Outrossim, o artigo 170 da Constituição Federal, em seu inciso IX, também elege o tratamento favorecido para as empresas de pequeno porte como princípio geral da atividade econômica. Além disso, a Carta Magna erige a livre iniciativa como fundamento da ordem econômica (art. 170, caput) e da própria República (art. 1º, IV).
Em síntese, a proposta legislativa pretende: a) tipificar o crime de “fraude em prestação de serviços de ativos virtuais”; b) inclusão das prestadoras de serviços de ativos virtuais no rol constante do art. 16 da Lei n° 7.492, de 16 de junho de 1986, caracterizando crime a situação em que a prestadora opere sem que estar devidamente autorizada; c) aumento da pena para os crimes de lavagem de dinheiro, com o uso de ativos virtuais; e d) regras transitórias para as prestadoras de serviços de ativos virtuais em atividade na data da publicação do novo regramento, dispondo que estas terão o prazo de cento e oitenta dias, para ajustarem-se às normas emanadas pelos órgãos reguladores sobre as atividades realizadas.
O art. 2º da proposta prevê que as prestadoras de serviços de ativos virtuais somente poderão funcionar no país mediante prévio registro, podendo ser exigida autorização de órgão ou entidade da Administração Pública Federal a ser indicado em ato do Poder Executivo.
Além disso, o parágrafo único do art. 3º estipula que competirá a órgão ou entidade da Administração Pública Federal, definido em ato do Poder Executivo, estabelecer quais serão os ativos financeiros regulados, para fins desta Lei.
De acordo com o art. 4º, a prestação de serviços de ativos virtuais deve seguir os parâmetros a serem estabelecidos pelo órgão ou pela entidade da Administração Pública Federal, consoante os arts. 2º e 3º, além de observar as seguintes diretrizes: a) livre iniciativa e livre concorrência; b) boas práticas de governança e abordagem baseada em riscos; c) segurança da informação e proteção de dados pessoais; d) proteção e defesa de consumidores e usuários; e) proteção à poupança popular; f) solidez e eficiência das operações; e g) prevenção à lavagem de dinheiro, ao financiamento do terrorismo e à proliferação de armas de destruição em massa, em alinhamento com os padrões internacionais.
Praticamente todos os incisos do artigo 4º da proposta são programáticos e, no mais das vezes, até mesmo redundantes, visto que enfatizam a aplicação de legislação já em vigor a situações, atos e fatos já regulamentados, seja pela perspectiva da defesa do consumidor, da proteção de dados, da proteção à poupança popular, da governança e mesmo do combate ao terrorismo e às armas de destruição em massa.
Aliás, esta última orientação soa um tanto hiperbólica, já que não é o meio que determina o ilícito, mas a sua própria essência.

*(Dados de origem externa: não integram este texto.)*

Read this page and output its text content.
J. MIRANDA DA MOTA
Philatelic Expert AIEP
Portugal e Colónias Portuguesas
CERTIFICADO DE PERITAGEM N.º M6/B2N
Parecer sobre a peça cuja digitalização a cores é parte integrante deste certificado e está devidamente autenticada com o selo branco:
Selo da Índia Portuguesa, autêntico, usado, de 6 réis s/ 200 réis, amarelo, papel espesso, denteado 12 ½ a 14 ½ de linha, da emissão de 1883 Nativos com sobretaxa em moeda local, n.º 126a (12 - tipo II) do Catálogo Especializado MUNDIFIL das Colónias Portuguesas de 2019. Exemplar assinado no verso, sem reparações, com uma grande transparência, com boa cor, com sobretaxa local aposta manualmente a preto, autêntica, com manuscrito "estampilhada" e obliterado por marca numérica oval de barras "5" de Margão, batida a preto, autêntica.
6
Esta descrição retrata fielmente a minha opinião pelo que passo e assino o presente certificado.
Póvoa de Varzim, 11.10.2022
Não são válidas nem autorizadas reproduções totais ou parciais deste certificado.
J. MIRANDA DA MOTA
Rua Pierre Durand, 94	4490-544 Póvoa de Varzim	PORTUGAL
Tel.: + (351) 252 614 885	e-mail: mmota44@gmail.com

Ou seja, não é porque alguns utilizam ativos digitais para a prática de crimes que esses ativos se tornam ilegais por si sós. Assim fosse, o papel-moeda circulante também deveria ser considerado ilícito em seu cerne, visto que é amplamente utilizado para a prática de atos ilegais.
Ainda, consoante o art. 7°, compete ao regulador indicado em ato do Poder Executivo Federal: a) autorizar o funcionamento, a transferência de controle, fusão, cisão e incorporação da prestadora de serviços de ativos virtuais, na hipótese de autorização mencionada no caput do art. 21; b) estabelecer condições para o exercício de cargos em órgãos estatutários e contratuais em prestadora de serviços de ativos virtuais e autorizar a posse e o exercício de pessoas para cargos de administração na hipótese de autorização mencionada no caput do art. 21; c) supervisionar a prestadora de serviços de ativos virtuais e aplicar as disposições da Lei n° 13.506, de 13 de novembro de 2017, em caso de descumprimento desta Lei ou de sua regulamentação; d) cancelar, de ofício ou a pedido, as autorizações de que tratam os incisos 1 e II, quando exigidas; e) dispor sobre as hipóteses em que as atividades ou operações de que trata o art. 5º serão incluídas no mercado de câmbio ou em que deverão se submeter à regulamentação de capitais brasileiros no exterior e capitais estrangeiros no País.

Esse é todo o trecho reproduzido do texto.